How close where you to each subject? I found my 50L to AF much worse at closer distances on my 5D's.
@Melcat: Thanks for your input about the angle finder. I'll look into that for when I use a tripod. However I rarely use one, because I'm into event and wedding work. About the focus inaccuracy: I disagree that I've proven that this is a MA issue. Have a look at the last three images. Two AF images, but very different focus. Additionally: when pointing at a LensAlign, and taking time to carefully focus, 5D on a tripod, their was almost no need for MA.
@Jason: I tried a variety of focusing distances. The tripod pin was very close, obviously, but the first image was about 4-5 metres away. The focus inaccuracy is there at all distances. At longer distances DoF is larger so I don't notice it as much, but at f/1.2 it's hard to get a good image.
Other than that, you're doing it right for hand-held
Well the images are all sharp, but i'm too slow at this. Anyone got ideas to speed up the MF?
How does it do outdoors in fairly decent light and contrast with the 5D1
I'm evaluating the exact same setup. 50L borrowed from CPS on a 5d1 and 1Ds2.
The 5D1 does pretty good when there is a decent amount of contrast and not under marginal kelvin temps away from daylight.
rabbitmountain wrote:
About the focus inaccuracy: I disagree that I've proven that this is a MA issue. Have a look at the last three images. Two AF images, but very different focus.

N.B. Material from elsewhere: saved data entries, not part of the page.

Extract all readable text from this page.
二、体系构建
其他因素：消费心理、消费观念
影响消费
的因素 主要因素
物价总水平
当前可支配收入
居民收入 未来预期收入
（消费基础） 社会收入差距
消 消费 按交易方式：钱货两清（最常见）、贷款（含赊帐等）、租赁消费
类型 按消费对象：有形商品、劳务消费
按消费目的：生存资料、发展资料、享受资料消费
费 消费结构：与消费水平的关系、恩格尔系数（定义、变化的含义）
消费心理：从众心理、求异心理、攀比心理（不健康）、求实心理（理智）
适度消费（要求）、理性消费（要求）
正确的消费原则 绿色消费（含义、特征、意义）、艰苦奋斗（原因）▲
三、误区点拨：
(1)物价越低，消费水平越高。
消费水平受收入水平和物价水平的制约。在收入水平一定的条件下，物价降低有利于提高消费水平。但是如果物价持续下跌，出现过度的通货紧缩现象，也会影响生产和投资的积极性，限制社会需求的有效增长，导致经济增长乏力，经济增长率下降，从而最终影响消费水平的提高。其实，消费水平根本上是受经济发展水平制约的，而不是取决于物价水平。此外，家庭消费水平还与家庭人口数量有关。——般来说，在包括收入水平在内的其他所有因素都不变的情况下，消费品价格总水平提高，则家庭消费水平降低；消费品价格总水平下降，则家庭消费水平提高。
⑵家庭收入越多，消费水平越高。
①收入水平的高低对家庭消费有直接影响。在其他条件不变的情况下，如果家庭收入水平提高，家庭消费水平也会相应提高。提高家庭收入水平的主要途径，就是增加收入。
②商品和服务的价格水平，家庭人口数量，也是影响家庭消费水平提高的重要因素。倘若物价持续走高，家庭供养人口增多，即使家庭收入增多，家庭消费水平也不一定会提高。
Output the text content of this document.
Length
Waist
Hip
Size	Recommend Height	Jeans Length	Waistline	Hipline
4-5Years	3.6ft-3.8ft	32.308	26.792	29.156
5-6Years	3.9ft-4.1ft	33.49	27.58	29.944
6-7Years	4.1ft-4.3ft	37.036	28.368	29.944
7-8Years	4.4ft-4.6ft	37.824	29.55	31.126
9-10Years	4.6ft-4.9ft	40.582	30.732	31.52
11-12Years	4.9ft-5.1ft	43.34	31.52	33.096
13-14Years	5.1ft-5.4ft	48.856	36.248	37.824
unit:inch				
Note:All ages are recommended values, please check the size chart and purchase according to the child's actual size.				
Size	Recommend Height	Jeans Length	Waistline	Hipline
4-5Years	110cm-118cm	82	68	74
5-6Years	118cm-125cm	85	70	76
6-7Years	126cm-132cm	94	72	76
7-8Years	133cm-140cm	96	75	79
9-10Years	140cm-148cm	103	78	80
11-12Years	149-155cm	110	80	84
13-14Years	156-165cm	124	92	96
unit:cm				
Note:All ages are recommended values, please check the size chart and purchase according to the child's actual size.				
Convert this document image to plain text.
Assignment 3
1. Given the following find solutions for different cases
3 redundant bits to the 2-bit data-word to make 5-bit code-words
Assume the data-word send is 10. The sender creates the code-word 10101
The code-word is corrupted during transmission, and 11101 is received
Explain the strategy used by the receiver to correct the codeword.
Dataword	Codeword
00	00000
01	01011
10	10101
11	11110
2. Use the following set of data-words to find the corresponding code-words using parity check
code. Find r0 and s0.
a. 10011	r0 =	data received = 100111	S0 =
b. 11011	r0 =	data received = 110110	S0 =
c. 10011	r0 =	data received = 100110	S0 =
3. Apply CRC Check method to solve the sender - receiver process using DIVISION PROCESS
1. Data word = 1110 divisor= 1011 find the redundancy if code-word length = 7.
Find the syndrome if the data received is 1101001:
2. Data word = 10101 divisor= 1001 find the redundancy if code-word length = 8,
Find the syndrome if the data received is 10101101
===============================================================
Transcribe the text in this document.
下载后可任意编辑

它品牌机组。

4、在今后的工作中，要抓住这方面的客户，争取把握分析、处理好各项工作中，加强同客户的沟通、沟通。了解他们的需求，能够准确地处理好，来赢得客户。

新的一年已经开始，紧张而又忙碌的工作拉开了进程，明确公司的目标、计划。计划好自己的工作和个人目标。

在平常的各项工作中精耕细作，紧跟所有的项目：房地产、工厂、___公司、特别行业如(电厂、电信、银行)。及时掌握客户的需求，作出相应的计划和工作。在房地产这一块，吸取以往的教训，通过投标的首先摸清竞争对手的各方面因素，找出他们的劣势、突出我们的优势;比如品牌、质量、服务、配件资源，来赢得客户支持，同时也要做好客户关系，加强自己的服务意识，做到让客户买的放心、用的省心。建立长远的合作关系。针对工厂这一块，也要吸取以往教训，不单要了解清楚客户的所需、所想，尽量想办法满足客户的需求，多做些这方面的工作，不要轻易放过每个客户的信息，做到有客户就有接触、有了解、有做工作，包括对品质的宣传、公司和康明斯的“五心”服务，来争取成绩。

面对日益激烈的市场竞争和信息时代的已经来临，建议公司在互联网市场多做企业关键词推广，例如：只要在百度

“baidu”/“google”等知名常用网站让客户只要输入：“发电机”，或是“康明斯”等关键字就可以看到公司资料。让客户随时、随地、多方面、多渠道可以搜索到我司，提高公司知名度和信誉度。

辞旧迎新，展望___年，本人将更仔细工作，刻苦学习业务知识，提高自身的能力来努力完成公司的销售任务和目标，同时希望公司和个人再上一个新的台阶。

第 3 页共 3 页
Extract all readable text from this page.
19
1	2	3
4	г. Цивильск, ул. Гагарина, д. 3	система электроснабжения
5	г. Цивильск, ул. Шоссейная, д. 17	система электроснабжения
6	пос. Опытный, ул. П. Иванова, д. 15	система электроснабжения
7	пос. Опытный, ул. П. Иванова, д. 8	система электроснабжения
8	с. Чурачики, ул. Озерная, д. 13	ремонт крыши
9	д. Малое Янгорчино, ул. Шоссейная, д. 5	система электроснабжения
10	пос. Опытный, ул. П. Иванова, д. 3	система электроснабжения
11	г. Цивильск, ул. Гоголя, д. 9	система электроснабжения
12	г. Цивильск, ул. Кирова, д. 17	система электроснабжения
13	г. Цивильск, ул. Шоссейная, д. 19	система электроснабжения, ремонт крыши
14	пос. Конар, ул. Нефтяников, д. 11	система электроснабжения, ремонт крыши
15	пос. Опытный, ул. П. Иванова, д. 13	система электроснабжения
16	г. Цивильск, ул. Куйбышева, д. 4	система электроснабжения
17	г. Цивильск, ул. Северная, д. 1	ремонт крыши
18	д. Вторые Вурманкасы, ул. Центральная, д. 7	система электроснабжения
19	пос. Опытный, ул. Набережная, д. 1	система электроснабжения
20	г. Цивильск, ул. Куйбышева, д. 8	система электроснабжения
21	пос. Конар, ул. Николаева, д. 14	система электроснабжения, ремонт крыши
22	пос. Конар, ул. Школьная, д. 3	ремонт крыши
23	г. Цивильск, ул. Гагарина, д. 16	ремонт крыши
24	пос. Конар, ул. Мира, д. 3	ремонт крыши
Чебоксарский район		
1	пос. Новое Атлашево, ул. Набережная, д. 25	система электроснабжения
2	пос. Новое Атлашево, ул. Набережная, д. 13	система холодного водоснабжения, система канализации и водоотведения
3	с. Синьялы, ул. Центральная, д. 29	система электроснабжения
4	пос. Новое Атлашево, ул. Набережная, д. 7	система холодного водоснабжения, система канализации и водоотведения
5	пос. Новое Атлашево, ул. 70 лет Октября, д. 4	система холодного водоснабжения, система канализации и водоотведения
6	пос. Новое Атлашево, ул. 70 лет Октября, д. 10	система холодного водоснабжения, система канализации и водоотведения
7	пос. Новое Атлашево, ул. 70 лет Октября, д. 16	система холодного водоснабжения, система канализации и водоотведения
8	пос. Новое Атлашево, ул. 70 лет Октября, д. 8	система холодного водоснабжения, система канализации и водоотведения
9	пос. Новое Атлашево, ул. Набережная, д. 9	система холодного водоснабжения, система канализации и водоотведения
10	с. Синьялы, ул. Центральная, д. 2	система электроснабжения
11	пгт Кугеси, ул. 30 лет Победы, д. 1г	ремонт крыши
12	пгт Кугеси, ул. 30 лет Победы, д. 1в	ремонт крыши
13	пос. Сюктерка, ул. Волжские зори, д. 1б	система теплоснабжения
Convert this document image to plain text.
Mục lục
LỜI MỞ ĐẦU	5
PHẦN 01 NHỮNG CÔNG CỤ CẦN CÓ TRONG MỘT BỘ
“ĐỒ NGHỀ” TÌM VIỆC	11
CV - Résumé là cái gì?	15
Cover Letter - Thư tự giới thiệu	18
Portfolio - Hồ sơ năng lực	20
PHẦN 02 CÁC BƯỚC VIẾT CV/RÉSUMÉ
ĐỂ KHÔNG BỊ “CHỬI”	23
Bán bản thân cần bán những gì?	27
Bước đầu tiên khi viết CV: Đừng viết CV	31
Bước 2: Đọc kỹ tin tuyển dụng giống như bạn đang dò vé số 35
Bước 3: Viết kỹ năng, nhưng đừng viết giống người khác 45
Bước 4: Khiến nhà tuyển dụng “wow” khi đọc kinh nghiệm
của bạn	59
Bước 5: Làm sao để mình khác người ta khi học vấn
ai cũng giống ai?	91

Yes. There's a precision problem, which means you don't get the same answer all the time. The other images suggest there's also an accuracy problem, which means it's the wrong answer. It's possible to have one, the other, or both. AF microadjustment, if you had it, would fix accuracy but not precision. But if you could make it more accurate the imprecision might not matter.
when pointing at a LensAlign, and taking time to carefully focus, 5D on a tripod, their was almost no need for MA.
I too found with this body and lens on a tripod that autofocus and manual focus delivered the same correct result. I know there's variation in bodies so was unwilling to say yours should be the same. But, given it is, you have to start thinking about things like body sway and movement from mirror slap. There's no way out - if it works on a tripod, but not handheld, it must be something to do with the camera being handheld.
Melcat,
I dare think there is a way out. And I think it has to do with the contrast of the subject being focused on. A LensAlign target is full of contrast. So it's easy even for a 5DmkI to focus with precision, as you put it. But things get funky when focusing on less contrasty subjects in low, artificial light. Unfortunately, in my line of business this is the type of shooting I normally do. In these circumstances there isn't much precision, though there is with the LensAlign target.
I didn't try to focus on the Lens Align target with low light though. And I don't own the lens yet, so I can't do any more tests now.
Here are some 5DmkII 50L samples, same day, same 50L. All AF. The 5dmkII is undeniably better than the 5Dclassic. But there still are some strange misses.
Well this is all but a scientific test. I just shot away like I would during a real gig. Seemed the most appropriate thing to do.
Still I was aware of the thin DoF of the 50L @f/1.2, so I made sure I didn't move and I disabled back button focus to minimise the lag between AF and exposure. I put one foot in front and held the camera tightly.
But yes, even through the viewfinder I noticed that multiple AF on the same subject yielded different focusing distances. Even with the 5DIII sometimes, but much much less so.
Sorry to go slightly off topic but I'm thinking about getting this lens with the 5D2 and use MF with a focusing screen. My question is in regards to the focusing screen. I notice that they usually have a clear circle in the middle surrounded by matte glass.
Doesn't that mean you can only focus in the middle of the frame? What if you want to focus off center? Do you have to focus and recompose? That would make it hard to get accurate focus with a really thin DOF on wide aperture like f/1.2 no?